The recent elections were not simply a matter of a single day of going to the polls. The very profound impact of that event will have repercussions, most of them overwhelmingly positive, for years to come. I think we were all taken aback by images of the lines of voters risking their very lives to turn in their ballots. For me, one of the most moving was seeing an elderly woman being taken by her granddaughter to the polls by wheelbarrow. Though a culture of democracy has never truly existed in Iraq, even before the Ba’athists, the desire for such is in fact there, waiting to burst forth. Indeed, a national culture based on democratic ideals and respect for the individual will take time to take deep root, but the hope for this is greater now, in light of these elections, than ever before. This election clearly gave vent to the long suppressed Shi’ite majority, and the aspirations of the Kurds for even greater autonomy (granted, with the desire for independence always there)– though yes, Sunnis overwhelmingly sat out, for several reasons. But given the recent call by many within the Sunni Arab clerical establishment for their flock to join the political process and the security establishment, the insurgency is being undercut, and one can remain hopeful that Arab Sunnis will one day soon stand on line at voting stations in future local and national elections, joining their Kurdish (who are mostly Sunni as well, one must note) and Shi’ite brethren, even if merely to stake their political claim. As we all know, our own recent election was a bitterly fought won, which revealed the divisions on many issues among Americans. I myself saw the same political debates play out among my own unit. But regardless of how we might feel about the War in Iraq, the reasons behind it, the mistakes made, etc., we must stand united in ensuring the experiment in democracy Iraq does not fail. To use the old cliche: failure is not an option.
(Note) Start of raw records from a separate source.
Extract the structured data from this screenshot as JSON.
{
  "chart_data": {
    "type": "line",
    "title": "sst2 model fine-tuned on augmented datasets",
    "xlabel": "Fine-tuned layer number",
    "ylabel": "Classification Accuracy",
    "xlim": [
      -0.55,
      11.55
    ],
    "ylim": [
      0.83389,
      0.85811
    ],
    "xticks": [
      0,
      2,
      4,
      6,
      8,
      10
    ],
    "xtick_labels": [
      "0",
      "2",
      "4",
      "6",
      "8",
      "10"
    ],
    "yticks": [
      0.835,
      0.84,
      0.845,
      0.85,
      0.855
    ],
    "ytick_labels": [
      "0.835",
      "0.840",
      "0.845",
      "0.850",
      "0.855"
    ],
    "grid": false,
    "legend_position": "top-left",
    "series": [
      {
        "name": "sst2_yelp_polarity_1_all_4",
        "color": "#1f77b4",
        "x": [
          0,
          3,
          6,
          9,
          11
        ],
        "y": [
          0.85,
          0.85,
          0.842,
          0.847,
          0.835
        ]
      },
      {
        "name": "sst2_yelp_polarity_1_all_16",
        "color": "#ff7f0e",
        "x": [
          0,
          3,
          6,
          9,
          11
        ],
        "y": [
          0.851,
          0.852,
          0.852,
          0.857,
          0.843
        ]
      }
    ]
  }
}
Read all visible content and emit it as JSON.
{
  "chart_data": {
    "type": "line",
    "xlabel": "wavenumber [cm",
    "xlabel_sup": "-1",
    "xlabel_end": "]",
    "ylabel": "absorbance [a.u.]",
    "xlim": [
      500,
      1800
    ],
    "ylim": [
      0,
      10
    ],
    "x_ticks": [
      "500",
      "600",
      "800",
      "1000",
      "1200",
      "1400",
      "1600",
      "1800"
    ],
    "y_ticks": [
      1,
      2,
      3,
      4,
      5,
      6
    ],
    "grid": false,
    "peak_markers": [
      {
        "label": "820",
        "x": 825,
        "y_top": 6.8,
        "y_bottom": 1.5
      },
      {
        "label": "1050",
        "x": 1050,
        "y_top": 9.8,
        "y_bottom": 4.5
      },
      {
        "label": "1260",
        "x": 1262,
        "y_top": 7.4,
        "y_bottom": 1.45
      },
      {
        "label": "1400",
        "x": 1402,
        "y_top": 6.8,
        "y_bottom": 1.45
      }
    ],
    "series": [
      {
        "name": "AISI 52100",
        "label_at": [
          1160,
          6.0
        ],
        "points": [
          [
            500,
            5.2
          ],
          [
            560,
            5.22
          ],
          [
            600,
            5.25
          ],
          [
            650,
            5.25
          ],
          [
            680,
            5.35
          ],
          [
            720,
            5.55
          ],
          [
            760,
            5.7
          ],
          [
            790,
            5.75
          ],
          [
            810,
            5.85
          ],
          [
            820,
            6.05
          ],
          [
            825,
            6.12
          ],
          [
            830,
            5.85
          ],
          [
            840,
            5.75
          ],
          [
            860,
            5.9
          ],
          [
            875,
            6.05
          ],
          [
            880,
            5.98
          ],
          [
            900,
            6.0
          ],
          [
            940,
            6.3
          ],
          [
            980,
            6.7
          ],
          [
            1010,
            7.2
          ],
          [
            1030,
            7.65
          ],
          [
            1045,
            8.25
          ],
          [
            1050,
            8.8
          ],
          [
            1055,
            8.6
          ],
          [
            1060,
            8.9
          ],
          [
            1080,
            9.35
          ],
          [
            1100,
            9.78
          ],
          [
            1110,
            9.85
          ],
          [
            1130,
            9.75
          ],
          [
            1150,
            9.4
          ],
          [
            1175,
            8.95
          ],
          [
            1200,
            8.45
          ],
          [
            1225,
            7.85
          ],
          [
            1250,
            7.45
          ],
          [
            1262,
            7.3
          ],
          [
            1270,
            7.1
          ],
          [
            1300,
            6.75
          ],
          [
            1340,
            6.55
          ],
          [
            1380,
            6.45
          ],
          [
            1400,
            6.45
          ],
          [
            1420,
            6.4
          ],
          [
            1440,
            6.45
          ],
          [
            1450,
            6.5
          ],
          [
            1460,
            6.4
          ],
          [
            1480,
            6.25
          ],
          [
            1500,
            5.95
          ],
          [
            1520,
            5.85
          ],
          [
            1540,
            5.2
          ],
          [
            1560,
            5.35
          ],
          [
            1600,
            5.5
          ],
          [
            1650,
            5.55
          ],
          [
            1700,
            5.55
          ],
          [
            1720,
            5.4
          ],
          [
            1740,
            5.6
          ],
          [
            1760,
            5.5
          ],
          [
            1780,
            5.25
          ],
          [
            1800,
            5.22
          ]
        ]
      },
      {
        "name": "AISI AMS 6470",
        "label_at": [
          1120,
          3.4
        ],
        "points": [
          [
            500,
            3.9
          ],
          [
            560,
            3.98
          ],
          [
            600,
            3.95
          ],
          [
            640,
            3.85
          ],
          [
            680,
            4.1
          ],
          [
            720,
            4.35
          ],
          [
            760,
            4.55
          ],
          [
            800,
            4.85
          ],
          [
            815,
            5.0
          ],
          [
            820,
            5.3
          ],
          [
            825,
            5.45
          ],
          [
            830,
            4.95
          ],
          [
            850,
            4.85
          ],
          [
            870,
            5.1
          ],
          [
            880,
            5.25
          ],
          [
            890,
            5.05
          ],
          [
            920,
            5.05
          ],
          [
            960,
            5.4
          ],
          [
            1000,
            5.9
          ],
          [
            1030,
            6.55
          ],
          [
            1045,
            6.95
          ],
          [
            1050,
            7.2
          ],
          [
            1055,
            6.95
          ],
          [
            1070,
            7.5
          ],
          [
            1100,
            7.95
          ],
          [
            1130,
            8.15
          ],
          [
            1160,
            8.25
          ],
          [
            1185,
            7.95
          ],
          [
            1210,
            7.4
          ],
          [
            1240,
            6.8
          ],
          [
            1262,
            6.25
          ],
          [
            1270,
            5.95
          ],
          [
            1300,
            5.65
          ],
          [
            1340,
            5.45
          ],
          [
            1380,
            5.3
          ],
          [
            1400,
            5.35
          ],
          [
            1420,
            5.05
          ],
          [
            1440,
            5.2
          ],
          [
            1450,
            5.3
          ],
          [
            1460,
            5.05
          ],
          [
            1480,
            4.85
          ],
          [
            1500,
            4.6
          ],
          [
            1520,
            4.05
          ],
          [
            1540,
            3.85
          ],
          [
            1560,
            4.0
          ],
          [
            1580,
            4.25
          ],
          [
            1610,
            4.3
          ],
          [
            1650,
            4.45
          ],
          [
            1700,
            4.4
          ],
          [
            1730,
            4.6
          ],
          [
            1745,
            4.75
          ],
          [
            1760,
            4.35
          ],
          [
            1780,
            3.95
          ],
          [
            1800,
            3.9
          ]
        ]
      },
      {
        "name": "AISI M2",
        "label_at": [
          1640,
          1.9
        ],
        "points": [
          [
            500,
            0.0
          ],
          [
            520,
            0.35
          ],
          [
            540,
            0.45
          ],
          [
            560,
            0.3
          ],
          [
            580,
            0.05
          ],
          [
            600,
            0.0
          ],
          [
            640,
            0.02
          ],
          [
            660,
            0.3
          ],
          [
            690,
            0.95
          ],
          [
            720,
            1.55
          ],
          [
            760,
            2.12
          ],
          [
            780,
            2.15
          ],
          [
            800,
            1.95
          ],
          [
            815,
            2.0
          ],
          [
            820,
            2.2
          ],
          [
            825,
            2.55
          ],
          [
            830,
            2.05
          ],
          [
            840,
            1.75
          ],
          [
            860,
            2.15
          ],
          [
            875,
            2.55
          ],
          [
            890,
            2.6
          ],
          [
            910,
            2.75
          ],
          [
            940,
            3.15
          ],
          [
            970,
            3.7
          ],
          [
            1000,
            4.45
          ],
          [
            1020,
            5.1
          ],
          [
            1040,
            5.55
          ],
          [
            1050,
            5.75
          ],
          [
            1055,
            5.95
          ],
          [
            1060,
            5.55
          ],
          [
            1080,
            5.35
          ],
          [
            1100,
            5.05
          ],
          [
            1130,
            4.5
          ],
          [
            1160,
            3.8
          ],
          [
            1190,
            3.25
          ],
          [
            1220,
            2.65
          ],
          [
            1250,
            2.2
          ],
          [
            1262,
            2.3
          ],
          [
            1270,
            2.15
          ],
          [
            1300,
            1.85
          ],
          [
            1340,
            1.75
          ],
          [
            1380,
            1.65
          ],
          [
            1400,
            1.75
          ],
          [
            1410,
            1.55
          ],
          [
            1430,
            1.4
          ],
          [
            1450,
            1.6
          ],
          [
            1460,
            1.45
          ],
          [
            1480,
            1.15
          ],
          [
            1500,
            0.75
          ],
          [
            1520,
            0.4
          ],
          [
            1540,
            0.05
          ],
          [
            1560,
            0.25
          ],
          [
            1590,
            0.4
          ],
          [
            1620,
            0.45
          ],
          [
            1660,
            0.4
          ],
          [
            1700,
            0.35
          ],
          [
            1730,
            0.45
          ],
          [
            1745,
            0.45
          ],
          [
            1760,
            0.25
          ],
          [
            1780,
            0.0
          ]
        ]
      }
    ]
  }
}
Additionally, the allusion to the recently named Prime Minister is off on many points. Ibrahim Ja’afari, is neither a Sunni nor has he been associated in any fashion with “killing other Iraqis.” Mr. Ja’afari, brought to power by the parliamentary coalition of Kurds and Shi’a, is a member of Iraq’s Shi’a Islamist Da’awa Party, which fled abroad after it’s failed insurrection against Saddam Husayn’s regime in the 1970s. As part of the Iraqi expatriate opposition he did return with the INC and others to help build a new Iraq. Unlike some, such as his own one-time protégé Iyad ‘Allawi, Ja’afari has revealed himself to be an independent political figure, neither held back by American interests nor those of his own party. Across Iraqi society he is widely regarded as a hero and a patriot, and in light of opinion polls over the past year, he has been cited as Iraq’s post popular politician, trailing only Shi’a leader Ayatollah As-Sistani. In his great efforts to unite all Iraqis across all sectarian and ethnic lines, he is possibly our and Iraq’s best hope for a leader for the country.

As one who was not able to attend this recent seminar, I am not able to fully comment on what was presented. I can only ask Dr. Erfani, my fellow Villanovans and all Americans to put our disagreements and bitterness behind us, and move forward to support the American effort in Iraq.